Les missions des radios revisitées, grâce au numérique

Afriquinfos Editeur
4 Min de Lecture

Paris (© 2023 Afriquinfos)- La numérisation/webification a conduit à la désétatisation et à l’internationalisation  de la radio. Cette révolution a modifié les rapports de force communicationnels. Les autorités politiques ont longtemps détenu le monopole des radios locales, des radios nationales et des radios internationales, afin de faire passer les messages souhaités à leurs propres populations, ainsi qu’à celles des pays étrangers vers lesquels leurs radios diffusaient.

Mais désormais on distingue trois types de radios de mobilisation. Les radios étatiques de mobilisation (REM) ont d’abord cédé du terrain face aux radios civiles de mobilisation) (RCM, lesquelles sont devenues, grâce à Internet, accessibles dans le monde entier, se muant donc en radios civiles de mobilisation internationales (RCMI). Ces trois types de radios cohabitent de nos jours dans un paysage médiatique qui n’a plus grand-chose à voir avec celui d’il y a une vingtaine d’années.

Selon la chercheuse Anne-Chantal Lepeuple, toutes ces radios visaient à favoriser la diffusion des idées libérales au sein des peuples des pays ciblés, en mettant en place une « politique d’érosion graduelle » des régimes en place.

La radio fut un enjeu politique dès l’origine. L’exemple des causeries de Franklin D. Roosevelt, les radios « blanches » et « noires » durant la « drôle de guerre » – qui amorce la « guerre des ondes » –, les instructions aux résistants diffusées par « Radio Londres »…

- Advertisement -

Les RCM « hétéronomes » (associatives, syndicales et politiques), se voulant parfois (contre-informationnelles), peuvent se faire polémiques, révolutionnaires (comme dans le cas bien connu de Radio Mille Collines au Rwanda).

D’autres RCM font de la radiophonie « autonome » : elles ne visent pas à convaincre les auditeurs d’adhérer à certaines valeurs ou idées mais à diffuser des informations intéressant des catégories spécifiques de la population. Il s’agit de stations communautaires (aussi bien diasporiques que religieuses ou linguistiques).

Les RCMI sont donc devenues internationales à maints égards : par leur diffusion, leurs financements, leurs personnels et intervenants (à l’image des diasporas qui interagissent à l’antenne des radios haïtiennes).

Dans la bataille hétéronomique pour la documentation et l’interprétation du monde (accentuée par le web et les GAFAM), les REM bénéficient de moyens économiques et politiques bien supérieurs à ceux des RCM et RCMI, qui leur permettent de financer leurs rédactions multilingues, leurs reporters multilocalisés et leurs puissants émetteurs.

Ainsi, les médias français RFI, France 24 et Monte Carlo Doualiya (MCD), héritiers de la radiophonie coloniale, disposent en 2022 d’un budget d’un peu moins de 260 millions d’euros.
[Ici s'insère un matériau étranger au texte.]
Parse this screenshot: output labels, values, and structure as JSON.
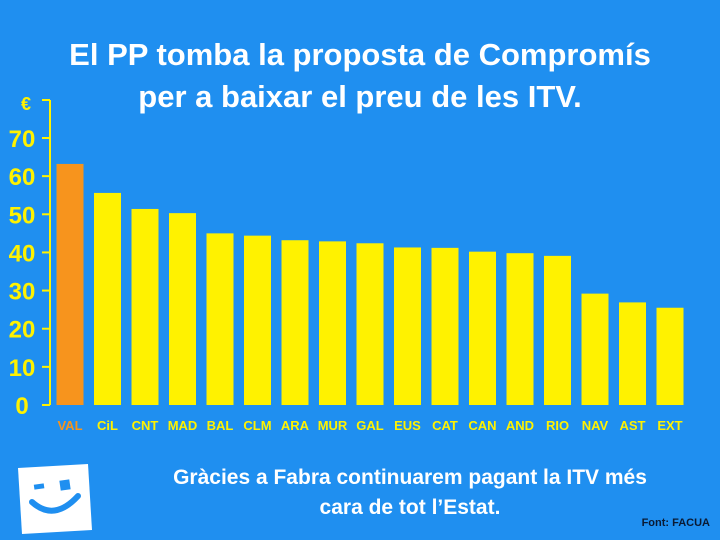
{
  "header": {
    "title_line1": "El PP tomba la proposta de Compromís",
    "title_line2": "per a baixar el preu de les ITV."
  },
  "footer": {
    "caption_line1": "Gràcies a Fabra continuarem pagant la ITV més",
    "caption_line2": "cara de tot l’Estat.",
    "source": "Font: FACUA"
  },
  "colors": {
    "background": "#1f8ff0",
    "bar": "#fff200",
    "highlight_bar": "#f7941d",
    "axis_text": "#fff200",
    "highlight_text": "#f7941d"
  },
  "logo": {
    "icon": "smiley-square-icon"
  },
  "chart_data": {
    "type": "bar",
    "ylabel": "€",
    "ylim": [
      0,
      70
    ],
    "yticks": [
      0,
      10,
      20,
      30,
      40,
      50,
      60,
      70
    ],
    "categories": [
      "VAL",
      "CiL",
      "CNT",
      "MAD",
      "BAL",
      "CLM",
      "ARA",
      "MUR",
      "GAL",
      "EUS",
      "CAT",
      "CAN",
      "AND",
      "RIO",
      "NAV",
      "AST",
      "EXT"
    ],
    "values": [
      63.2,
      55.6,
      51.4,
      50.3,
      45.0,
      44.4,
      43.2,
      42.9,
      42.4,
      41.3,
      41.2,
      40.2,
      39.8,
      39.1,
      29.2,
      26.9,
      25.5
    ],
    "highlight": "VAL",
    "grid": false
  }
}
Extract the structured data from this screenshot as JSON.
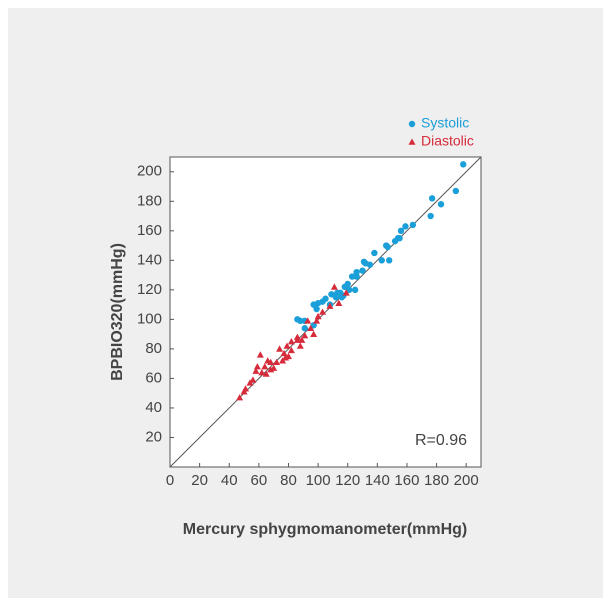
{
  "chart_data": {
    "type": "scatter",
    "xlabel": "Mercury sphygmomanometer(mmHg)",
    "ylabel": "BPBIO320(mmHg)",
    "annotation": "R=0.96",
    "legend": "top-right",
    "xlim": [
      0,
      210
    ],
    "ylim": [
      0,
      210
    ],
    "xticks": [
      0,
      20,
      40,
      60,
      80,
      100,
      120,
      140,
      160,
      180,
      200
    ],
    "yticks": [
      20,
      40,
      60,
      80,
      100,
      120,
      140,
      160,
      180,
      200
    ],
    "series": [
      {
        "name": "Systolic",
        "color": "#1a9fd9",
        "marker": "circle",
        "x": [
          198,
          193,
          183,
          177,
          176,
          164,
          159,
          156,
          154,
          152,
          147,
          146,
          148,
          138,
          135,
          131,
          130,
          126,
          126,
          123,
          120,
          118,
          121,
          115,
          113,
          109,
          112,
          105,
          103,
          100,
          97,
          99,
          91,
          88,
          86,
          97,
          91,
          116,
          108,
          125,
          132,
          143,
          155,
          117
        ],
        "y": [
          205,
          187,
          178,
          182,
          170,
          164,
          163,
          160,
          155,
          153,
          149,
          150,
          140,
          145,
          137,
          139,
          133,
          132,
          129,
          129,
          124,
          122,
          120,
          118,
          118,
          117,
          115,
          114,
          112,
          111,
          110,
          107,
          99,
          99,
          100,
          96,
          94,
          115,
          110,
          120,
          138,
          140,
          155,
          116
        ]
      },
      {
        "name": "Diastolic",
        "color": "#d62b3a",
        "marker": "triangle",
        "x": [
          111,
          119,
          114,
          108,
          103,
          100,
          99,
          93,
          97,
          91,
          86,
          86,
          88,
          82,
          79,
          80,
          77,
          76,
          72,
          68,
          66,
          61,
          64,
          62,
          58,
          56,
          54,
          50,
          47,
          51,
          65,
          68,
          74,
          82,
          95,
          89,
          78,
          59,
          70
        ],
        "y": [
          122,
          118,
          111,
          109,
          105,
          102,
          99,
          99,
          90,
          89,
          88,
          86,
          82,
          79,
          82,
          75,
          77,
          72,
          71,
          71,
          72,
          76,
          68,
          64,
          65,
          59,
          57,
          51,
          47,
          53,
          63,
          66,
          80,
          85,
          94,
          86,
          74,
          68,
          67
        ]
      }
    ]
  }
}
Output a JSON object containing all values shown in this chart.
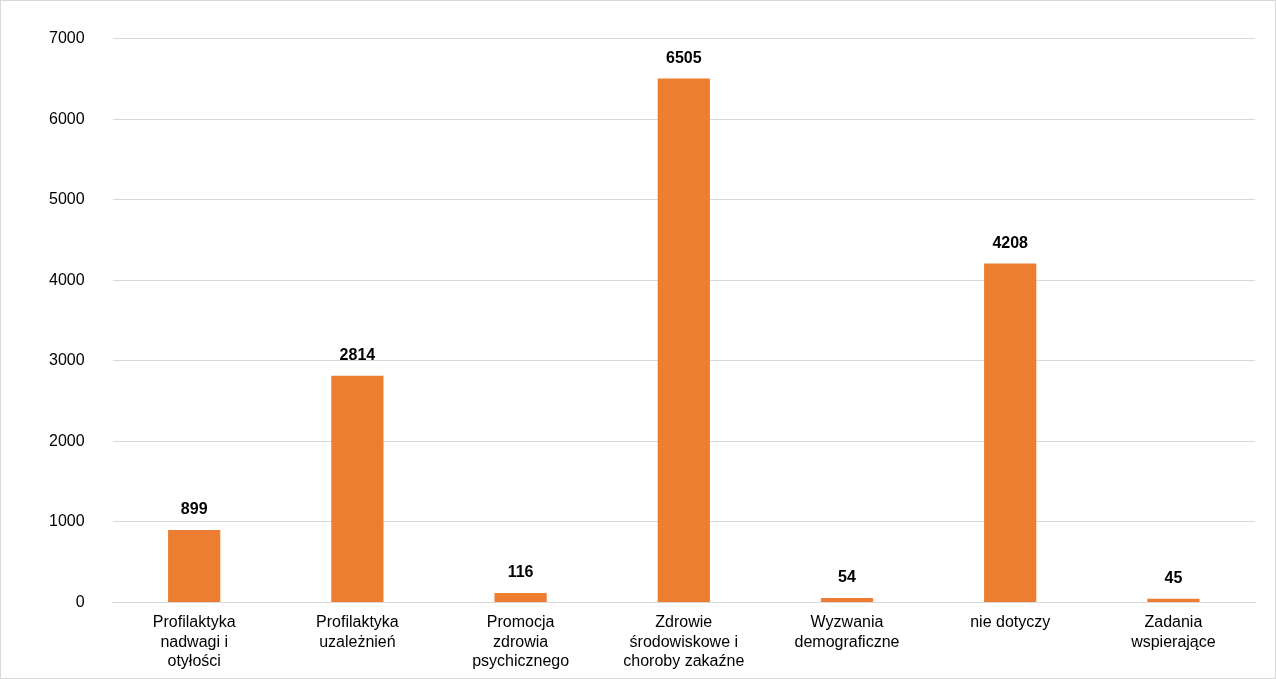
{
  "chart_data": {
    "type": "bar",
    "categories": [
      "Profilaktyka nadwagi i otyłości",
      "Profilaktyka uzależnień",
      "Promocja zdrowia psychicznego",
      "Zdrowie środowiskowe i choroby zakaźne",
      "Wyzwania demograficzne",
      "nie dotyczy",
      "Zadania wspierające"
    ],
    "values": [
      899,
      2814,
      116,
      6505,
      54,
      4208,
      45
    ],
    "color": "#ed7d31",
    "ylim": [
      0,
      7000
    ],
    "yticks": [
      0,
      1000,
      2000,
      3000,
      4000,
      5000,
      6000,
      7000
    ],
    "grid": "y",
    "legend": false,
    "data_labels": true
  }
}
En comparaison, les RCM/RCMI françaises – quelque 700 radios associatives – sont financées (40 % de leur budget) par un fonds de soutien à l’expression radiophonique doté de 34,8 millions d’euros.

Mais la faiblesse des REM se trouve dans la légitimité discutable de leurs interventions, que Frantz Fanon qualifiait de « technique de l’occupant ». Les REM se concurrencent – par exemple avec des Chinois de plus en plus actifs – pour tenter d’influencer des pays où les publics manquent de diversité informationnelle et de moyens. Mais les autorités locales et leurs soutiens pourraient se lasser de faire l’objet de ce travail hétéronomique, lequel est assumé par les politiques mais nié par les rédactions.

Cela explique en partie l’interdiction de la diffusion, en mars 2022, de RFI par le gouvernement  malien et celui  Burkina Faso récemment.

Pour certains, il s’agit d’une « décolonisation médiatique » pourrait être décidé un jour par des États plus démocratiques que les Mali et Burkina Faso actuels.